Having long-term disability insurance (LTD) through his employer makes Ed one of the lucky ones. According to the US Bureau of Labor Statistics, only 35% of employees have access to LTD insurance through their employer.
Review your short-term and long-term disability policies to determine if you have enough benefits to cover your family’s living expenses while you are absent from work. The standard redemption amount is 60%, but the policy may have low payments, long wait periods, or cover a certain period of time.
Remember that you have to pay taxes on your benefits. This can significantly reduce the remaining living amount.
Private LTD insurance policies help cover most of the lost income. It cannot replace 100%, but supplementary policies can provide approximately 80% to 85% of income before tax.
Yes, social security provides disability insurance benefits, but it is very difficult to qualify. I’ve seen it take more than two years to approve.
If you have highly deductible health insurance, you can use your Health Savings Account (HSA) to save on pre-tax income for a variety of medical expenses. Unlike the Flexible Savings Account (FSA), which needs to be “used or lost”, the HSA rolls over each year. If you change jobs or leave, HSA will go with you.
3. Update your financial plan and find resources to take care of your grandchildren
It’s sad, but instead of exploring other options, I see too many older people spending their retirement or taking reverse mortgages in their homes to feed their grandchildren. I’ve been. For example, the Social Security Administration or your state may benefit children who have lost their parents.
Rose’s new financial responsibility to her grandchildren can easily upset her retirement. Thankfully, Rose contacts her to update her budget and real estate plans to include contingencies such as trusts in case she dies before her grandson becomes financially independent. I cooperated. Rose didn’t have life insurance because she wasn’t financially dependent. She is doing so now, so she bought life insurance to protect her grandchildren.
Rose and I review all real estate documents, including her will, attorney’s authority, and medical attorney’s authority to make sure they are up-to-date and reflect her current wishes. bottom.
Rose also includes local child care resources and referral agencies, child tax credit payments established by the American Rescue Plan, supplemental nutrition support programs, temporary support for poor families, Medicade and subsidized early childhood programs.

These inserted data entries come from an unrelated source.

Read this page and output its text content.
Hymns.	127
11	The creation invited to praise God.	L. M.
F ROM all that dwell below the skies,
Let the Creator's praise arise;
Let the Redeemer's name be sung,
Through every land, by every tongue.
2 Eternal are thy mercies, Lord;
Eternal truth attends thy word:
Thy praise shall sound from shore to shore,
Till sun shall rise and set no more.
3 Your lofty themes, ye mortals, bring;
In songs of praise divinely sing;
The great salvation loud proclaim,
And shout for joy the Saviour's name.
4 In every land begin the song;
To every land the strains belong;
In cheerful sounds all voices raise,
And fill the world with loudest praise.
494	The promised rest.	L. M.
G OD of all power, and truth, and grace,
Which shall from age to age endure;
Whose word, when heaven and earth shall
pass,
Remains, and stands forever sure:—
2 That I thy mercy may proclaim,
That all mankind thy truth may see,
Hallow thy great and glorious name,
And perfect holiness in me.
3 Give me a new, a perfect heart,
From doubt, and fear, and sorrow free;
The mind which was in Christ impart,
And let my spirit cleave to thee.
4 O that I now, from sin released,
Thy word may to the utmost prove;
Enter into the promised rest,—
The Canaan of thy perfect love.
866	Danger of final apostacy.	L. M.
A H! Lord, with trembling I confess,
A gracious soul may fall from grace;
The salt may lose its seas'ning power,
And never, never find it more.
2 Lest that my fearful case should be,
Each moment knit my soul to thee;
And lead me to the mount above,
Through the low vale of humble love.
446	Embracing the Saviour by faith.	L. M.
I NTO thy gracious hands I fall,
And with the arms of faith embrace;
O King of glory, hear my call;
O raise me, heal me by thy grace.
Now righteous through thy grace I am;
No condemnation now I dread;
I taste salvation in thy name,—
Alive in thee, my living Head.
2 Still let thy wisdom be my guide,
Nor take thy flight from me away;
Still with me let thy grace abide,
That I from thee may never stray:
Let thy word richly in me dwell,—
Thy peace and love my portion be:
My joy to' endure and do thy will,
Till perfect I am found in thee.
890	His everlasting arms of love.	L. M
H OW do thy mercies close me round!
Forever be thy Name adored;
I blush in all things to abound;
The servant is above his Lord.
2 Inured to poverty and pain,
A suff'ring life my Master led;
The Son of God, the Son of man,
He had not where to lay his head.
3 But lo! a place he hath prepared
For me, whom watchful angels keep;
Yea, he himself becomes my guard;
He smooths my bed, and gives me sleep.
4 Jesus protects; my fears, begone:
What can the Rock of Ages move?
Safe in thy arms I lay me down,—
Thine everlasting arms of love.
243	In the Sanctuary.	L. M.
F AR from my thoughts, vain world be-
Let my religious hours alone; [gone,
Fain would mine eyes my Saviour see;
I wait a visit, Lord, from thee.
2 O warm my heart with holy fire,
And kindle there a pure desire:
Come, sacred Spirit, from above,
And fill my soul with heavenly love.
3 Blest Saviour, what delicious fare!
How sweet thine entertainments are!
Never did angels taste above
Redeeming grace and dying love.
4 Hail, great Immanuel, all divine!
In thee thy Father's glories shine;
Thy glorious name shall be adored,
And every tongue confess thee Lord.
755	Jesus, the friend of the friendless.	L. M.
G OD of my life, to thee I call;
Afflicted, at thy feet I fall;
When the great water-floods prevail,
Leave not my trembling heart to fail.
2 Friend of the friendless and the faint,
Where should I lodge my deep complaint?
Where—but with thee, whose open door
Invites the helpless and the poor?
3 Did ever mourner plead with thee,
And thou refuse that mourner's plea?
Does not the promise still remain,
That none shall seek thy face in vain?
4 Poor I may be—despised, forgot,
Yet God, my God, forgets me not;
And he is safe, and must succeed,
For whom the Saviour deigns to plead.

Looked up financial assistance from other resources, such as early head start and head start.
Rose is also a bipartisan collaboration of health, education and economic leaders working with federal, state and local governments to create coordinated responses to help families who have lost caregivers, Hidden Pain. I found support from.
A little good news
The pandemic has directly or indirectly affected us all. For many of us, the pandemic is a mortality check, which promises to improve not only our physical health, but our financial health as well. Northwestern Mutual found that one-third of Americans said economic discipline had improved since the pandemic, and 95% expected these habits to continue.

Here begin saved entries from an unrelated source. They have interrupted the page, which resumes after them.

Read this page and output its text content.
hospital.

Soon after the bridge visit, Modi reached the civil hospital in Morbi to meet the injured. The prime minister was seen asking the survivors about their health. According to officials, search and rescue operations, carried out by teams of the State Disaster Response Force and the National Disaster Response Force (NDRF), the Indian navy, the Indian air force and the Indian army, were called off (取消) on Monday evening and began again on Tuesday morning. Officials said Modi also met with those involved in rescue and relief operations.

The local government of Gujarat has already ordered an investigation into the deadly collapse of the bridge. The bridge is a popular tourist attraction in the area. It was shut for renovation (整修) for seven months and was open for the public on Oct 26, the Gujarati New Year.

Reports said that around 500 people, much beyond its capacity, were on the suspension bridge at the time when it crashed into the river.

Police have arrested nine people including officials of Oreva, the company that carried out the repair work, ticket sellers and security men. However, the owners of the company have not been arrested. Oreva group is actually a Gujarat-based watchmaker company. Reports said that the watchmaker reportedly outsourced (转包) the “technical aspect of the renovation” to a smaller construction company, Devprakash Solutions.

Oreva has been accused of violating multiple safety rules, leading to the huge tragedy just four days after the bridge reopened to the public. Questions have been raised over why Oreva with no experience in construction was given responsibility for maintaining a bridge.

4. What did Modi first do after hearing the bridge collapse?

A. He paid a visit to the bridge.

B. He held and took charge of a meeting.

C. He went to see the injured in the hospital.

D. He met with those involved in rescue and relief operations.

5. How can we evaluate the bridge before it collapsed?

The pandemic has also spurred new interest in life insurance policies. 31% of Americans say they are more likely to buy insurance with COVID-19. Of those who test positive for COVID-19, 42% say they are more likely to buy life insurance.
We hope that these healthy economic habits will continue long after this pandemic has subsided, and that many of us will be prepared for an unexpected tragedy.
Brightworth LLC Wealth Advisor
Jason Cross is a wealth advisor for McGill Advisors, a division of Brightworth. He works with high net worth individuals in investment management and real estate planning to help businesses develop financial plans to sell their businesses. Jason is a Certified Financial Planner ™, Certified Trust and Financial Advisor, and an active member of the Georgia Bar Association.